The route is the same for cycling. There is, however, an adventurous off-road route to and from Kakani. It passes through the Shivapuri National Park and ends (or begins, depending on your starting point) at Budanilkantha. However, don’t even consider doing this route without an experienced guide.
Shine in Kathmandu, or on the way, doesn’t always mean shine in Kakani. Sudden showers are common, so carrying a raincoat is a good idea. Carry insect repellent ointment or spray and leech repellent (during monsoon) and a flashlight if you plan to spend the night there.
Departure time and fare
Buses leave from the aforementioned places at regular intervals beginning early in the morning (6-7 a.m.). Bus ride to the aforementioned market will cost between 50-70 rupees. Micro buses may charge a little extra for the same trip.
Thamel is the place with the most cycle stores in the city. Store rent cycles for upwards of Rs. 600 a day. Better cycles can cost over Rs. 1000. Remember to ask for a helmet, spare tube, air pump and, if possible, a tool kit. These are included in the price, but you need to ask for them.
The Thai Memorial Park, which was built in memory of the victims of the 1992 Thai Airlines crash that killed 113 people, and the Shiva temple atop the hillock across the park offer splendid views of the mountains.
Kakani has a large picnic spot. A plea: Please clean up before you leave. Don’t turn Kakani into another Kathmandu.
The culinary delights begin on the way to Kakani. Countless restaurants, besides trout farms, serve fresh trout from their own tanks.
Kakani is famous for strawberries. According to a 2010 UNDP report, Kakani produces 250, 000 kgs of strawberry annually. Strawberry wine and strawberry squash are two of the most popular products. They are available at most restaurants and lodges.
Mushrooms farms dot the final stretch of the road up to Kakani. You are likely to be able to get them at a cheaper price than back in Kathmandu.
The monsoon may not be the ideal season for a visit, but if you do find yourself in Kakani, try the fruits that most lodges will have growing in their kitchen gardens. There will probably be even some wild raspberries (aiselu) growing in thick bushes along the road and trails.
Dhindo and sukuti ko acchar
What’s a visit to the villages without a taste of local cuisine? Dhindo is a staple diet here and something of a delicacy. Most local eateries and restaurants keep a stock of smoked meat (sukuti). Ask them for sukuti ko achar, a side dish made by squashing smoked meat together with fresh spices.
This is on the way to Kakani. Its peaceful environment is known to enrapture some.
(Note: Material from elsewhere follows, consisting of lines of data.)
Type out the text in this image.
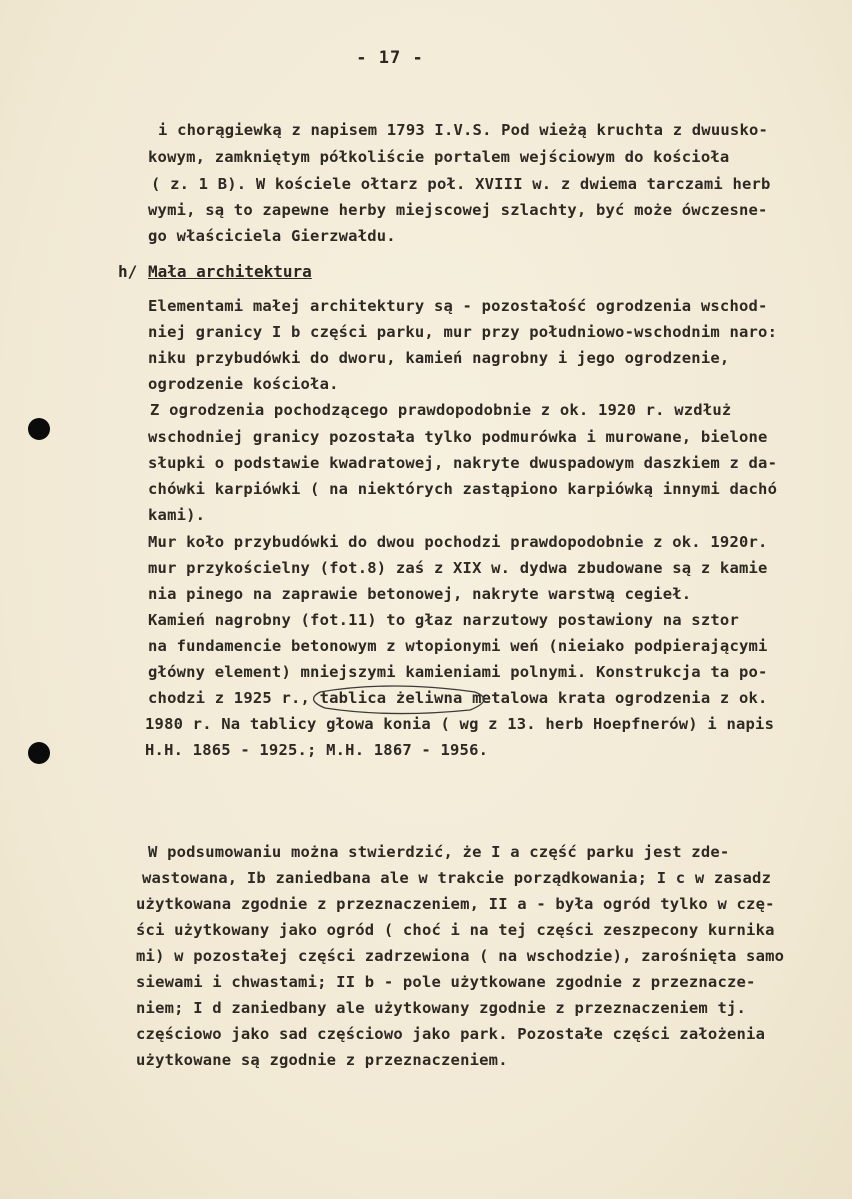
- 17 -
i chorągiewką z napisem 1793 I.V.S. Pod wieżą kruchta z dwuusko-
kowym, zamkniętym półkoliście portalem wejściowym do kościoła
( z. 1 B). W kościele ołtarz poł. XVIII w. z dwiema tarczami herb
wymi, są to zapewne herby miejscowej szlachty, być może ówczesne-
go właściciela Gierzwałdu.
h/ Mała architektura
Elementami małej architektury są - pozostałość ogrodzenia wschod-
niej granicy I b części parku, mur przy południowo-wschodnim naro:
niku przybudówki do dworu, kamień nagrobny i jego ogrodzenie,
ogrodzenie kościoła.
Z ogrodzenia pochodzącego prawdopodobnie z ok. 1920 r. wzdłuż
wschodniej granicy pozostała tylko podmurówka i murowane, bielone
słupki o podstawie kwadratowej, nakryte dwuspadowym daszkiem z da-
chówki karpiówki ( na niektórych zastąpiono karpiówką innymi dachó
kami).
Mur koło przybudówki do dwou pochodzi prawdopodobnie z ok. 1920r.
mur przykościelny (fot.8) zaś z XIX w. dydwa zbudowane są z kamie
nia pinego na zaprawie betonowej, nakryte warstwą cegieł.
Kamień nagrobny (fot.11) to głaz narzutowy postawiony na sztor
na fundamencie betonowym z wtopionymi weń (nieiako podpierającymi
główny element) mniejszymi kamieniami polnymi. Konstrukcja ta po-
chodzi z 1925 r., tablica żeliwna metalowa krata ogrodzenia z ok.
1980 r. Na tablicy głowa konia ( wg z 13. herb Hoepfnerów) i napis
H.H. 1865 - 1925.; M.H. 1867 - 1956.
W podsumowaniu można stwierdzić, że I a część parku jest zde-
wastowana, Ib zaniedbana ale w trakcie porządkowania; I c w zasadz
użytkowana zgodnie z przeznaczeniem, II a - była ogród tylko w czę-
ści użytkowany jako ogród ( choć i na tej części zeszpecony kurnika
mi) w pozostałej części zadrzewiona ( na wschodzie), zarośnięta samo
siewami i chwastami; II b - pole użytkowane zgodnie z przeznacze-
niem; I d zaniedbany ale użytkowany zgodnie z przeznaczeniem tj.
częściowo jako sad częściowo jako park. Pozostałe części założenia
użytkowane są zgodnie z przeznaczeniem.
Even those with no interest in Osho’s teachings or spirituality will find this place worthwhile.
Where to Stay
Kakani Mountain View Hotel (www.kakanimountainview.com), Tara Gaon Resort Hotel (01-4672792; firstname.lastname@example.org) and View Himalaya Resort (01-6915706, 9841593840; email@example.com) are the three biggest hotels in Kakani. Nepal Scouts’s Kakani International Training Center probably has the cleanest rooms in Kakani, but it is a bit isolated from the village. If you prefer the homely environment of smaller lodges and hotels, there are several in the village’s center, near the entrance to the picnic spot.
Special Things to Remember
The Pasang Lhamu Highway, on which you will be traveling for over 20 km, sees a lot of traffic. It is not the widest road, so special attention needs to be paid to road safety. Do not give in to the urge to race because you’re out of the city’s congested roads.
There are several forested areas in Kakani’s vicinity. Do not venture into them without a guide.